Dutch lender ABN Amro has announced plans to cut 1,500 jobs as part of new cost-saving plans, despite reporting a hike in profit during the third quarter of 2016.

The bank, which has offices in London, Birmingham, Cardiff, Haywards Heath, Leeds and Manchester, posted a 19 per cent year-on-year increase in underlying net profit for the three months to 30 September - up to €607m (£523m) from €509m this time last year.

Interest income "remained robust", according to ABN Amro, which was famously bailed out by the Dutch state during the financial crisis, with costs contained and loan impairments staying low.

However, the group also revealed its plans to save €400m, which it said will affect around 1,500 full-time employees. A spokesperson for the bank said it could not yet confirm where those jobs will be lost.

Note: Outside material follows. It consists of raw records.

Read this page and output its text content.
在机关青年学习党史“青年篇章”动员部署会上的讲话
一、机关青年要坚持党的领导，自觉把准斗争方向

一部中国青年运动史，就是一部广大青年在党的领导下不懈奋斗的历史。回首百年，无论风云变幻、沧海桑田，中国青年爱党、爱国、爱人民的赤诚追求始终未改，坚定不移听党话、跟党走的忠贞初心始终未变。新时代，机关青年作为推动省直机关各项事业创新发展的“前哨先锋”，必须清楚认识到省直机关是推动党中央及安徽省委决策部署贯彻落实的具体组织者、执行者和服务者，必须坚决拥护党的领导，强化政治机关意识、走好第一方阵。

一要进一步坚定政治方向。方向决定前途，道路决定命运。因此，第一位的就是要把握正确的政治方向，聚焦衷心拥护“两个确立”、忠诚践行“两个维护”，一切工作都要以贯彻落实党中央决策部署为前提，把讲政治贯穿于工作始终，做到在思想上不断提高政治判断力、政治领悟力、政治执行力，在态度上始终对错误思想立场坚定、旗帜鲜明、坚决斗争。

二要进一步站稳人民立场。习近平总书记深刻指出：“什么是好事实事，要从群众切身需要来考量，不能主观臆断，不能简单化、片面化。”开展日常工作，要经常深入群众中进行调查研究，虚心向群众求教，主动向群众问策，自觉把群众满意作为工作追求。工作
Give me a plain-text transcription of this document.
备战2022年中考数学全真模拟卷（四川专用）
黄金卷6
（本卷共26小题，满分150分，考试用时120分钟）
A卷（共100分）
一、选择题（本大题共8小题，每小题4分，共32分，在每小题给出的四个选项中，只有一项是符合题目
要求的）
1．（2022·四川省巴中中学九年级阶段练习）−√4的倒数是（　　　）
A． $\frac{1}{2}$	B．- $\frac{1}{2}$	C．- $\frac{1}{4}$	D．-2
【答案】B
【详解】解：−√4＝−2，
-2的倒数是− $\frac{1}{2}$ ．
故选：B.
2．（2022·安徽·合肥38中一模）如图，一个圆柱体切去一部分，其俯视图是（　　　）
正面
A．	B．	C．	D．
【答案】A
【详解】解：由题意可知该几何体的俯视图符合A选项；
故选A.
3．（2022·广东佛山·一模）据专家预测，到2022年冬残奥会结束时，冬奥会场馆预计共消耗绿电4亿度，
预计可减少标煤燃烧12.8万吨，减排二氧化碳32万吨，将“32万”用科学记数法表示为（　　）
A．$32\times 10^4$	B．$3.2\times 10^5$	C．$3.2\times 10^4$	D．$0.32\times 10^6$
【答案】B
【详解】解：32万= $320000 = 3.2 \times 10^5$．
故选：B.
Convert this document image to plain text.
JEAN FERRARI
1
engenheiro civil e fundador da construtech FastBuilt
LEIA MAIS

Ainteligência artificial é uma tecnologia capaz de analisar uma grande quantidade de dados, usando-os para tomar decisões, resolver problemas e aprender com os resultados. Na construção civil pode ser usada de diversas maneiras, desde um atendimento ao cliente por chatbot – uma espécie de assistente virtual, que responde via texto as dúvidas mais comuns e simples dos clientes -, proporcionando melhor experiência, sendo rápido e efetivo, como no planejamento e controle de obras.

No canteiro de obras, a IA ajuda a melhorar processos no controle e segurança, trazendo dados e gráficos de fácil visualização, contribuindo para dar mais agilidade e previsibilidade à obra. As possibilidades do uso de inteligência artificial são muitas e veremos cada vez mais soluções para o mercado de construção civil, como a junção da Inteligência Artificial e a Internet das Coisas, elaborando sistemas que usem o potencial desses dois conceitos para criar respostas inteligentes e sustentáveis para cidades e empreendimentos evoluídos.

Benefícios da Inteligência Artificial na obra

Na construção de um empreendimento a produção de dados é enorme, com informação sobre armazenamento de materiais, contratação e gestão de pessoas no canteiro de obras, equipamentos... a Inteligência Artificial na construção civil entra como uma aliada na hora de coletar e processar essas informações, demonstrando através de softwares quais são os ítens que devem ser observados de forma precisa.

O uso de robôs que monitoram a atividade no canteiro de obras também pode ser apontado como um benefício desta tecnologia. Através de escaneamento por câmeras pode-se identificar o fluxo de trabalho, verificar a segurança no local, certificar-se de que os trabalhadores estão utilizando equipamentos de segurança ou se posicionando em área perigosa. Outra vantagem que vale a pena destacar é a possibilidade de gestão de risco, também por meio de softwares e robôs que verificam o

Chairman Gerrit Zalm - who was last year forced to apologise over proposed executive pay hikes which sank the firm's IPO plans - said the company had "updated and extended" its strategy and financial targets looking ahead to 2020.

"We concluded that the strategic foundations of being client-driven, having a moderate risk profile, investing in the future and our people, and pursuing sustainable growth remain firm," he said.

"Our services are well recognised by our clients; for instance, our Mobile Banking app came in 6th place globally in an industry survey. We now want to take another step forward in delivering in-depth expertise in a digitally savvy way to our clients and will increase our expenditure on initiatives for growth, innovation and digitalisation by €0.4bn by 2020 compared with 2015."

Zalm added: "I am confident that our plans will enable us to deliver lasting value to our clients, now and in the future."

The Dutch government recently rejected a takeover offer from Swedish bank Nordea on ABN's behalf.